Google is grinding through various library collections for every book it can scan, without asking for permission.
I, for one, think that's great. I see that my last book, "Online! The Book," is in the collection, but this doesn't bother me, because I am apparently one of the few out there who has used Google Book Search. I found it anything but a threat to book sales or anything else to do with publishing.
The fuss over this book-search initiative is idiotic and naïve. It's not as if Google is printing books, or that any of these books are readable as complete editions on Google: They are not.
With many of the books, whole sections are removed and unavailable. You can thumb through a few hard-to-read pages, but that's it.
If you are a researcher, you can find some great quotes with this database. And finding it impossible to resist a vanity search, I found numerous references that I was unaware of.
This is a research tool and a public resource most of all, and it is no threat to writers or publishers.
It's too bad that this supposedly intellectual crowd doesn't understand this — it indicates how far down the societal pecking order they have fallen during the rise of the technological society.
The sad part is that this database will actually enlarge the fortunes of the publishing industry and writers alike by improving the accessibility of lesser-known works. Joe Schmo will get due credit for his early remarks about a topic rather than simply being ripped off by other writers.
Most popular books are derivative. The guy with the original idea is most likely living in obscurity.
Too bad writers can't see the benefits of universal access to their works. It's possible to increase sales if people actually know you exist.
Apparently writers would rather live and die in obscurity than have their books scanned and available for sampling.

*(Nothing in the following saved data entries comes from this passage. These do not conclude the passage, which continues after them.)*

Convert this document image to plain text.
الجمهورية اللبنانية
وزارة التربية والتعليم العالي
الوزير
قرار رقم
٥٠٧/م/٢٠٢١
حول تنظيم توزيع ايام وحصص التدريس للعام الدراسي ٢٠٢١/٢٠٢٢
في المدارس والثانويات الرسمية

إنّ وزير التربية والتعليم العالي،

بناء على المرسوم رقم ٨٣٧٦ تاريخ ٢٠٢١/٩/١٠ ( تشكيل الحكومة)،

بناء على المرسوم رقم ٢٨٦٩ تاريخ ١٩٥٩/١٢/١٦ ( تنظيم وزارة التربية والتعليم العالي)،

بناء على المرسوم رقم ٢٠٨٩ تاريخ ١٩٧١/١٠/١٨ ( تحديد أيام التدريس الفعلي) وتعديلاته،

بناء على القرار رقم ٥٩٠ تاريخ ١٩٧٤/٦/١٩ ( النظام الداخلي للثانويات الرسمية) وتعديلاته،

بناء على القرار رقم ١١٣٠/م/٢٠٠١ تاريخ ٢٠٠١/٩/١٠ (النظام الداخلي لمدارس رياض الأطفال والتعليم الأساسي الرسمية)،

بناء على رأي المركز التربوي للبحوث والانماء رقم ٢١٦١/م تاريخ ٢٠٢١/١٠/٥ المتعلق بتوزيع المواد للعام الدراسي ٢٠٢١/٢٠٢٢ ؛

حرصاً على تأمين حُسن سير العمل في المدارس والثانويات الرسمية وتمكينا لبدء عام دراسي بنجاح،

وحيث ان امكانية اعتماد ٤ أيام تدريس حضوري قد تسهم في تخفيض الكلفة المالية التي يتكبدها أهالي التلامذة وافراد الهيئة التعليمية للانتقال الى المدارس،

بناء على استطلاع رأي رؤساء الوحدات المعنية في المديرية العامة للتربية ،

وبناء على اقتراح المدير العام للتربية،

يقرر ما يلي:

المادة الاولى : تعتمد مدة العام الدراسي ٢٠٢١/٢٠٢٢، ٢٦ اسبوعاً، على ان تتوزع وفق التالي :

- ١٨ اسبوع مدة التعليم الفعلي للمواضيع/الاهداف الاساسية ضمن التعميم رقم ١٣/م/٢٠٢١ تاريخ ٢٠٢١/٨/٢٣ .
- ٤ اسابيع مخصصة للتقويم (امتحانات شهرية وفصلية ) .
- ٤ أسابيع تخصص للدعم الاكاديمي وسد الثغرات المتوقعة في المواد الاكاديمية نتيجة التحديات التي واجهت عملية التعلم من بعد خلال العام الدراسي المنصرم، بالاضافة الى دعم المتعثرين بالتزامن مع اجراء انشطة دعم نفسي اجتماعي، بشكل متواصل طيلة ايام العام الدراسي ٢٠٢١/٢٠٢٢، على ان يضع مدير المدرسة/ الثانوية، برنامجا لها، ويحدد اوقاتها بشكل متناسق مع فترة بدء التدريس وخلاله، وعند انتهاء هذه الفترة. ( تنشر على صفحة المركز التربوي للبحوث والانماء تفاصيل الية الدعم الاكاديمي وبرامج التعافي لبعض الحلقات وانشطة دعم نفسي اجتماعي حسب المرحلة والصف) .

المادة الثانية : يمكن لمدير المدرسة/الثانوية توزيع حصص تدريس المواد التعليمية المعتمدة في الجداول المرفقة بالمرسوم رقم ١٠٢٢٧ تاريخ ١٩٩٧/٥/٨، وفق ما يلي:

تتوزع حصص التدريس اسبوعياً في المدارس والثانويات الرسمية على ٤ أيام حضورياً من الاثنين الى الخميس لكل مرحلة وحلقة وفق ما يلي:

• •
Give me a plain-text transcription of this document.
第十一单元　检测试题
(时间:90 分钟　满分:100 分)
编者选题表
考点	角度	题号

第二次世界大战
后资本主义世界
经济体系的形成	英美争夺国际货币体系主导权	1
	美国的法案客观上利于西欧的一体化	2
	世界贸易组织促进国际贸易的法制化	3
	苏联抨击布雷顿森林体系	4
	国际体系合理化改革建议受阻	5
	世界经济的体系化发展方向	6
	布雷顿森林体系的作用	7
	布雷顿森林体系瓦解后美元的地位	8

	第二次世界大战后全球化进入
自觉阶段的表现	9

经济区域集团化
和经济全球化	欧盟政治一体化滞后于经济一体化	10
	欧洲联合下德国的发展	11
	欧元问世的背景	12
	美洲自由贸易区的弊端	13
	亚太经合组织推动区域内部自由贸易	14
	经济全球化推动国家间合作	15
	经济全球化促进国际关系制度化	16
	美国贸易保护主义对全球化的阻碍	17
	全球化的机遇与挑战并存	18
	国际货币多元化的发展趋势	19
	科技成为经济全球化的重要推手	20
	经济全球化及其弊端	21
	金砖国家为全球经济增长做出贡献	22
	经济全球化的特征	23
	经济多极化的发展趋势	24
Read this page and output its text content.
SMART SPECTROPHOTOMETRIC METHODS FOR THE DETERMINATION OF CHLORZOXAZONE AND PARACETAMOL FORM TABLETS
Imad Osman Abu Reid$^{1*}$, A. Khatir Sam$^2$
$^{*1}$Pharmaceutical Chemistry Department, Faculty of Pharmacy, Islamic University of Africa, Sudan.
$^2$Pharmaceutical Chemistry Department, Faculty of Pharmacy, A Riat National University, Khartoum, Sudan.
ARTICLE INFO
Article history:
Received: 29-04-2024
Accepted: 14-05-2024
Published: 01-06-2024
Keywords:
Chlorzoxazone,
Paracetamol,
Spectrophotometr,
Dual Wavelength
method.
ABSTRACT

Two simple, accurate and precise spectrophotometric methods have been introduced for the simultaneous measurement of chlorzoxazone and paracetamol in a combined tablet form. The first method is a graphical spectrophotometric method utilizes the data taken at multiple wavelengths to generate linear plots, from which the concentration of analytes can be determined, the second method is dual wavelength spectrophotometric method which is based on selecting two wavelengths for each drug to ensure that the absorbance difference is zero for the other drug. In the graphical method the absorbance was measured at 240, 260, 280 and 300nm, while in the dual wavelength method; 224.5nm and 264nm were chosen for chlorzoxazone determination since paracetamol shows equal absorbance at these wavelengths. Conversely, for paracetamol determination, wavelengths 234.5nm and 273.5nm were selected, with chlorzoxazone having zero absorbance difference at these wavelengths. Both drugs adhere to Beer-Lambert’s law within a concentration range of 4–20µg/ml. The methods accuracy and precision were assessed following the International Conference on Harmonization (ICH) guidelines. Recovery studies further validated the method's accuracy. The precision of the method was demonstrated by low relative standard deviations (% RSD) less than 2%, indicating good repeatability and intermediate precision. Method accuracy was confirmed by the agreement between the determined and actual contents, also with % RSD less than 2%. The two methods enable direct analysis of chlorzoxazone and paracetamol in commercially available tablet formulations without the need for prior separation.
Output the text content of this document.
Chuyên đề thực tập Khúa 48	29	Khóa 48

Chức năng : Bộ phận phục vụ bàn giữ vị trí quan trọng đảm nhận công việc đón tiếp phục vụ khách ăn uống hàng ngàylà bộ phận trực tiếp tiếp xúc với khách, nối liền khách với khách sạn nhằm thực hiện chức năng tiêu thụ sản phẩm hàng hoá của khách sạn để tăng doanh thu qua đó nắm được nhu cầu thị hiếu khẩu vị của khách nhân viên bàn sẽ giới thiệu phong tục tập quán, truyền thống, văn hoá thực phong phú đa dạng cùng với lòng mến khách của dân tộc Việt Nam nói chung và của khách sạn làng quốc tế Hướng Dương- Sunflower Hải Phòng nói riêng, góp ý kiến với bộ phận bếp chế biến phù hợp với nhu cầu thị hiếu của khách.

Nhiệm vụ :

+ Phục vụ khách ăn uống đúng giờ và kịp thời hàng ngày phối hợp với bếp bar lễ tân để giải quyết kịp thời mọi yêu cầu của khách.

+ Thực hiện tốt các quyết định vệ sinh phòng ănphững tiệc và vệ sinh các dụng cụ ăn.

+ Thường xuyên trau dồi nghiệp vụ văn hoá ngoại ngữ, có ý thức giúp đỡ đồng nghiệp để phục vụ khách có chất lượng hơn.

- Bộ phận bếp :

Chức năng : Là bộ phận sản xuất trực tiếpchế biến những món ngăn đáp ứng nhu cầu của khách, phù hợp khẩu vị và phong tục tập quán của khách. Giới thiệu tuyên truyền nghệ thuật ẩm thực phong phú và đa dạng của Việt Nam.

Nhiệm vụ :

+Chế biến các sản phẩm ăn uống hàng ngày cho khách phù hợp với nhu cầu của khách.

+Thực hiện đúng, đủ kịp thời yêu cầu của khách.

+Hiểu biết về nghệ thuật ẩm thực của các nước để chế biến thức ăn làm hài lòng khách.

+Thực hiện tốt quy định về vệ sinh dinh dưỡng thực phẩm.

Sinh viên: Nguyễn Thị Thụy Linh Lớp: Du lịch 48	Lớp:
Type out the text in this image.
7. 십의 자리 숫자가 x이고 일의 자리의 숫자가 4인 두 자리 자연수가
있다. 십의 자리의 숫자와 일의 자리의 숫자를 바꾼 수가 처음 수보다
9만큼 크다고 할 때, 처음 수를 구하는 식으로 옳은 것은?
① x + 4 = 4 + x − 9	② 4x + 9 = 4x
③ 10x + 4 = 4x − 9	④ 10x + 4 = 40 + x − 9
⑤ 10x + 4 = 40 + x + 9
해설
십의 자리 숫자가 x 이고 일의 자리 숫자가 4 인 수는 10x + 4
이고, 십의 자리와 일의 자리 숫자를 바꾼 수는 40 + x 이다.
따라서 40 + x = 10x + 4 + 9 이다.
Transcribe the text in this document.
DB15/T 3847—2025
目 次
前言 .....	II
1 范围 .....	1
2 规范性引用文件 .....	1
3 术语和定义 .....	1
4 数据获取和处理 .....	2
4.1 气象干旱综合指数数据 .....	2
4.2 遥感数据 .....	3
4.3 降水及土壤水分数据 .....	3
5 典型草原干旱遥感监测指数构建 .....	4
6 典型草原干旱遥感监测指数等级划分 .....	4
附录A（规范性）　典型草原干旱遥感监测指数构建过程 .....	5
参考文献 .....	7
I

Nobody ever accused today's writers of being marketers. No Mark Twains in this crowd.
Google takes a lot of flak now for almost everything it does. Why? Do its products suck? Are its innocuous advertisements going to destroy Western civilization or even Madison Avenue?
Google has created a money machine that could probably operate with no employees for a few years until its servers finally crashed. I see no evidence that the company is trying to crush Yahoo!, AlltheWeb, or other competitors the way Microsoft did to Digital Research, Borland, and the rest. And Google isn't making Microsoft-like public threats and blowing smoke.
We have to remember that the guys who run Google are Burning Man goofballs who drive around in Toyota Prius cars despite being billionaires, and they like to party. They are not mean-spirited maniacs, psychopaths or executives from the semiconductor business.
It cracks me up that since day one of the Internet explosion, in the 1990s, everyone has been talking about digitizing the world's books.
Anyone in high tech remembers how this was a big deal. It was "information at your fingertips."
There was a collective lament about how long it would take to digitize the Library of Congress. Some said decades; others, 100 years.
But except for some photos and art, the process never really began. We were no closer to a digital collection of all the world's books than we are now. Or at least until Google finally started doing it on its own.
Now we're complaining! Unbelievable.
When Google began this, I surmised that it was just another way to boost ad revenues with more page views. But now I'm guessing that if there is any mercantile angle, it's to sell the books themselves.
And you can be sure that book sales would increase with this mechanism in place, a reality ignored by the protesting writers and publishers. They bank on the superstition that this will somehow hurt sales. "It's stealing!" Shades of the RIAA.
In fact, I suspect that this won't even be a money-maker for Google; it's probably a loss leader. Meanwhile, Google is creating a new public resource that should be given a Nobel Peace Prize. It could become an international treasure.
Instead, we hear complaints. "Burn the witch."
I suppose that some of this stems from the general distrust of public companies — an indictment of current business ethics. But Google has shown no real signs of being untrustworthy.
How about this for an idea: When the company does show signs of being up to no good, then go after it. For now, leave Google alone.